Sie setzten sich gegen die Westsachsen mit 2:1 (0:1, 1:0, 1:0) durch und feierten im ersten der vier Endspiele den erhofften "Dreier". Da zur gleichen Zeit Bad Nauheim verlor, erkämpften sich die Eis-löwen den zehnten Platz und können am Sonntag mit frischem Selbstbewusstsein die Reise nach Heilbronn antreten.

Allerdings war der gestrige Erfolg eine "schwere Geburt", die blau-weißen Anhänger in der mit 4412 Zuschauern ausverkauften Arena mussten lange zittern, bevor der Sieg feststand. Trainer Thomas Popiesch hatte diesmal im Tor Kevin Nastiuk den Vorzug gegeben, dafür musste Shawn Weller als überzähliger Ausländer auf der Tribüne Platz nehmen. Und die Partie begann gleich mit einer eiskalten Dusche für die Hausherren. Nach nur 47 Sekunden nutzte Eric Lampe einen Schnitzer von Dresdens Sami Kaartinen und netzte zum 1:0 für die Crimmitschauer ein. Ein Schock für die ohnehin verunsicherten Dresdner.

Sie bemühten sich dennoch, ihren Rhythmus zu finden, mit Power und Leidenschaft den Rückstand möglichst schnell wettzumachen, doch das gelang nicht. Nach der ersten Pause kamen mit frischem Elan zurück, doch scheiterten sie anfangs erneut an Ryan Nie und hatten in der 29. Minute Glück, als die Scheibe schon hinter Nastiuk im Tor lag, der Treffer wegen hohem Stock aber keine Anerkennung fand. Eine Minute später dann die Erlösung: Steven Rupprich stürmte in Richtung Tor, bediente den mitgelaufenen Vincent Schlenker, der beherzt abzog und den ersehnten Ausgleich herstellte.
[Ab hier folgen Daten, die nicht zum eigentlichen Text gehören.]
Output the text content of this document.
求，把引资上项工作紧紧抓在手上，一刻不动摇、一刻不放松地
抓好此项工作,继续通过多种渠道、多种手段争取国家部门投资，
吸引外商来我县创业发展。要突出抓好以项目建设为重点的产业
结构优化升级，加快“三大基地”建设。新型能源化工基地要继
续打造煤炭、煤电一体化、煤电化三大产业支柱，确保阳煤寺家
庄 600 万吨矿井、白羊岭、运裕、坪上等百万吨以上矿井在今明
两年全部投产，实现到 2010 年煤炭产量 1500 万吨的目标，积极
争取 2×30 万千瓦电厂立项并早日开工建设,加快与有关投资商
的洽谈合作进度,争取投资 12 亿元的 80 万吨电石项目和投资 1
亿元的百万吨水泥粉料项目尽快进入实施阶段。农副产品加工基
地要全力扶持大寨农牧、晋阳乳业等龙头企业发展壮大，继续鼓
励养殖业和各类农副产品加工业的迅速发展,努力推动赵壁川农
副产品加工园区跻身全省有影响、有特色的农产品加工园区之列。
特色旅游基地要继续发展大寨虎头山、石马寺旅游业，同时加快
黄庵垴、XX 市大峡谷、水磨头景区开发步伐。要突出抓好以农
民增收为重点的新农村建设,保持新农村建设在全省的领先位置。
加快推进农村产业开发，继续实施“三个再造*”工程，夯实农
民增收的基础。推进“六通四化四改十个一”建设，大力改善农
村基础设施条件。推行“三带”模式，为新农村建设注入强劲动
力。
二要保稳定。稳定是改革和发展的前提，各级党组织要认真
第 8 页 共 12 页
Zwei Minuten später dann die Riesenchance, erstmals in Führung zu gehen. Nach einem Foul gab es Penalty für die Dresdner. Aber Arturs Kruminsch zögerte zu lange beim Abschluss und so blieb Ryan Nie Sieger. In der Pause tankten die Dresdner noch einmal Kraft für den Schluss-Spurt. Als die Elbestädter gleich nach Wiederbeginn in Überzahl agierten, war Kapitän Hugo Boisvert zur Stelle und netzte zur 2:1-Führung (43.) aus Nahdistanz ein. Das Tor reichte schließlich zum erhofften Sieg.

Weitere Ergebnisse: Weißwasser - Heilbronn 2:1, Bad Nauheim - Frankfurt 1:5, Kassel - Riessersee 6:1, Rosenheim - Landshut 3:0, Kaufbeuren - Bietigheim 3:5.